My main question is: How can we explicitly compute $H^0(P,F)$ in terms of $\delta$? If $\delta$ is injective, we can use the long exact sequence of cohomology groups since we know the cohomology groups of the Serre twists. But what about the general case? For my purposes it would be enough to write $H^0(P,F)$ as an extension of known modules.

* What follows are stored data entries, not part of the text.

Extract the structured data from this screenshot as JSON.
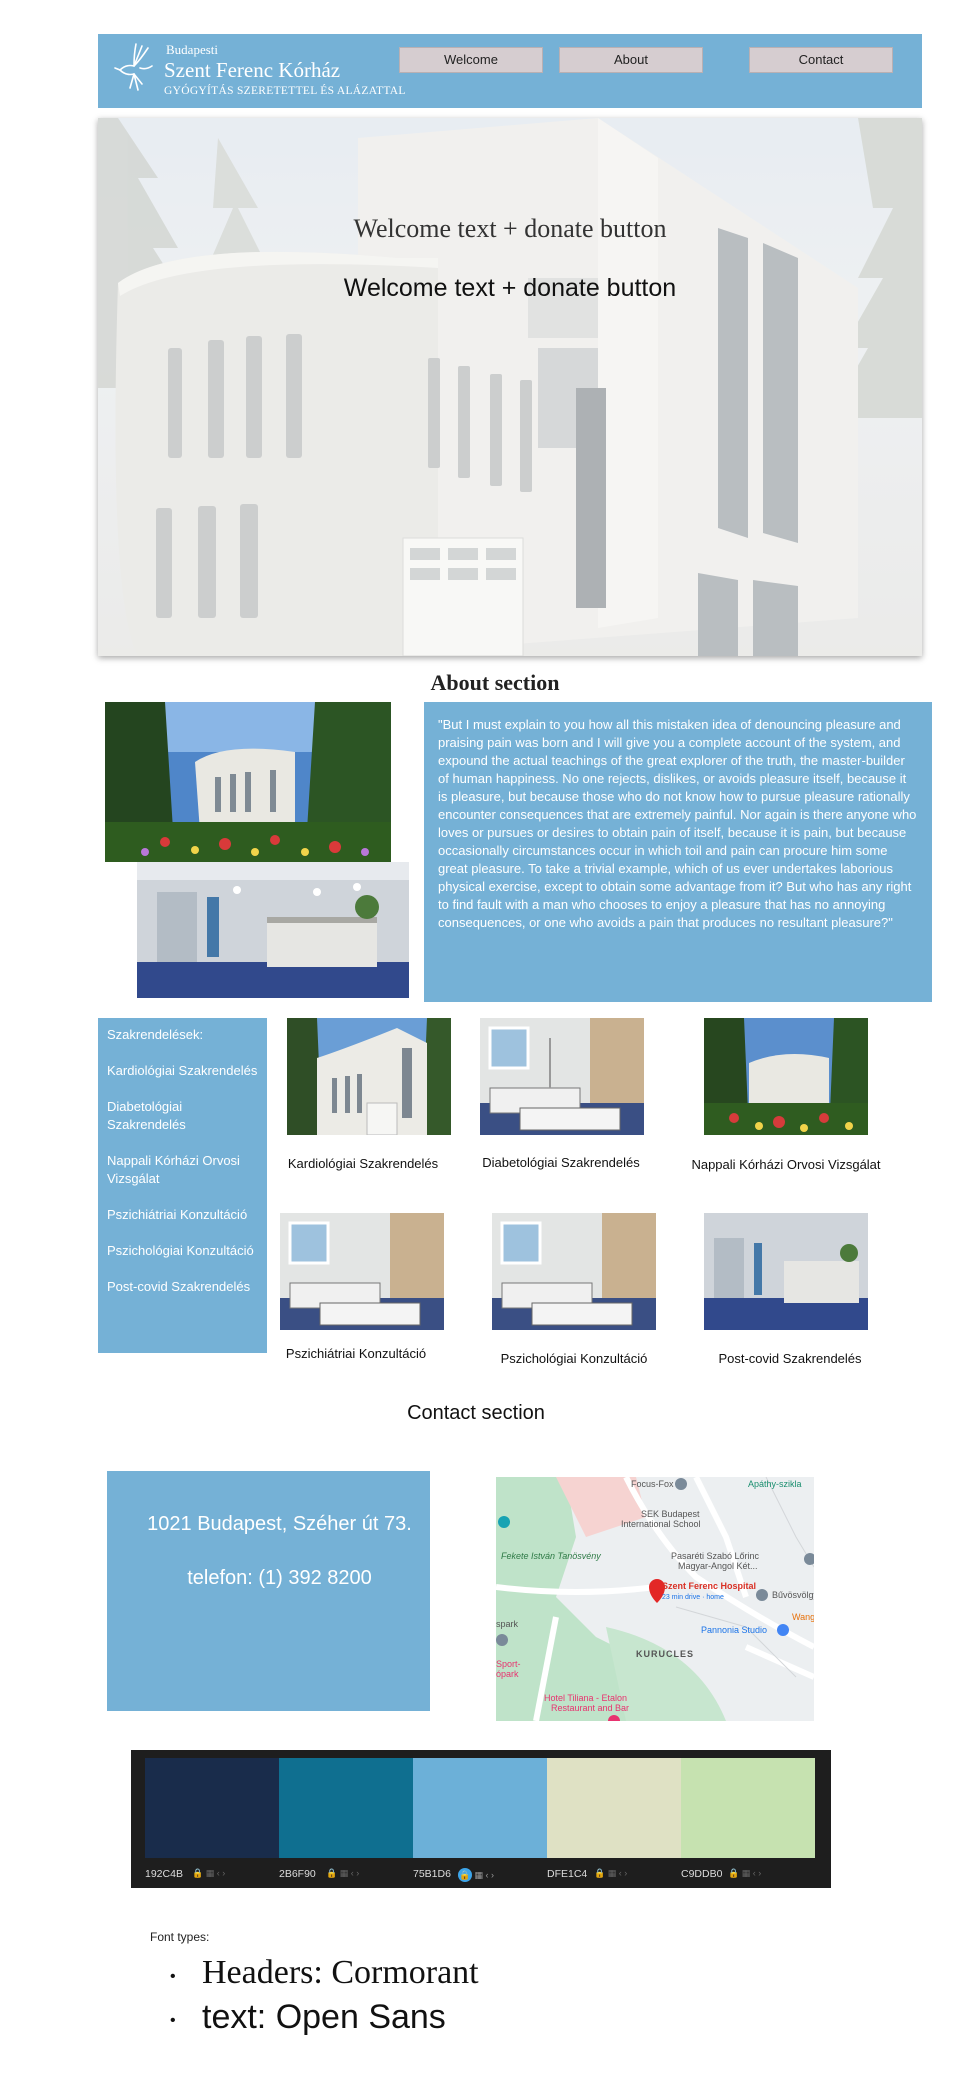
{
  "header": {
    "brand_small": "Budapesti",
    "brand_name": "Szent Ferenc Kórház",
    "brand_motto": "GYÓGYÍTÁS SZERETETTEL ÉS ALÁZATTAL",
    "nav": [
      {
        "label": "Welcome"
      },
      {
        "label": "About"
      },
      {
        "label": "Contact"
      }
    ],
    "bg_color": "#75b1d6"
  },
  "hero": {
    "title_serif": "Welcome text + donate button",
    "title_sans": "Welcome text + donate button"
  },
  "about": {
    "title": "About section",
    "paragraph_1": "\"But I must explain to you how all this mistaken idea of denouncing pleasure and praising pain was born and I will give you a complete account of the system, and expound the actual teachings of the great explorer of the truth, the master-builder of human happiness. No one rejects, dislikes, or avoids pleasure itself, because it is pleasure, but because those who do not know how to pursue pleasure rationally encounter consequences that are extremely painful. Nor again is there anyone who",
    "paragraph_2": "loves or pursues or desires to obtain pain of itself, because it is pain, but because occasionally circumstances occur in which toil and pain can procure him some great pleasure. To take a trivial example, which of us ever undertakes laborious physical exercise, except to obtain some advantage from it? But who has any right to find fault with a man who chooses to enjoy a pleasure that has no annoying consequences, or one who avoids a pain that produces no resultant pleasure?\""
  },
  "services": {
    "sidebar_heading": "Szakrendelések:",
    "sidebar_items": [
      "Kardiológiai Szakrendelés",
      "Diabetológiai Szakrendelés",
      "Nappali Kórházi Orvosi Vizsgálat",
      "Pszichiátriai Konzultáció",
      " Pszichológiai Konzultáció",
      "Post-covid Szakrendelés"
    ],
    "cards": [
      {
        "label": "Kardiológiai Szakrendelés",
        "image": "building-photo"
      },
      {
        "label": "Diabetológiai Szakrendelés",
        "image": "hospital-beds-photo"
      },
      {
        "label": "Nappali Kórházi Orvosi Vizsgálat",
        "image": "garden-building-photo"
      },
      {
        "label": "Pszichiátriai Konzultáció",
        "image": "hospital-beds-photo"
      },
      {
        "label": "Pszichológiai Konzultáció",
        "image": "hospital-beds-photo"
      },
      {
        "label": "Post-covid Szakrendelés",
        "image": "reception-hall-photo"
      }
    ]
  },
  "contact": {
    "title": "Contact section",
    "address": "1021 Budapest, Széher út 73.",
    "phone": "telefon: (1) 392 8200",
    "map": {
      "labels": {
        "focus_fox": "Focus-Fox",
        "apathy": "Apáthy-szikla",
        "sek": "SEK Budapest",
        "sek2": "International School",
        "fekete": "Fekete István Tanösvény",
        "pasareti": "Pasaréti Szabó Lőrinc",
        "pasareti2": "Magyar-Angol Két...",
        "hospital": "Szent Ferenc Hospital",
        "hospital_sub": "23 min drive · home",
        "buvosvolgy": "Bűvösvölgy",
        "pannonia": "Pannonia Studio",
        "wang": "Wang",
        "kurucles": "KURUCLES",
        "sport": "Sport-",
        "park": "ópark",
        "spark": "spark",
        "tiliana": "Hotel Tiliana - Etalon",
        "tiliana2": "Restaurant and Bar"
      }
    }
  },
  "palette": {
    "swatches": [
      {
        "hex": "192C4B",
        "color": "#192C4B"
      },
      {
        "hex": "2B6F90",
        "color": "#0f6f90"
      },
      {
        "hex": "75B1D6",
        "color": "#6cb0d8"
      },
      {
        "hex": "DFE1C4",
        "color": "#dfe1c4"
      },
      {
        "hex": "C9DDB0",
        "color": "#c6e2b0"
      }
    ]
  },
  "fonts": {
    "caption": "Font types:",
    "line1": "Headers: Cormorant",
    "line2": "text: Open Sans",
    "bullet": "•"
  }
}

Here is what I've done so far: Since we can present $\mathcal{O}$ with sufficiently "small" twists, it suffices to compute $H^0(P,F(k))$ for large enough $k$. If $K$ denotes the kernel of $\oplus_i \mathcal{O}(n_i) \to M$, we have $H^1(P,K(k))=0$ for large enough $k$, so by changing notation we may assume $H^1(P,K)=0$, which means that $0 \to H^0(P,K) \to H^0(P,\oplus_i \mathcal{O}(n_i)) \to H^0(P,F) \to 0$ is exact. Therefore it suffices to describe $H^0(P,K)$. By induction and some other short exact sequences it is enough to consider the case $K \subseteq \mathcal{O}(n)$ for some $n \geq 0$. What can we say about $H^0(P,K)$ then?
My background is that I would like to prove the Main Theorem of Artin-Zhang's paper on noncommutative projective schemes for abelian $\otimes$-categories, instead of abelian categories, which seems quite natural.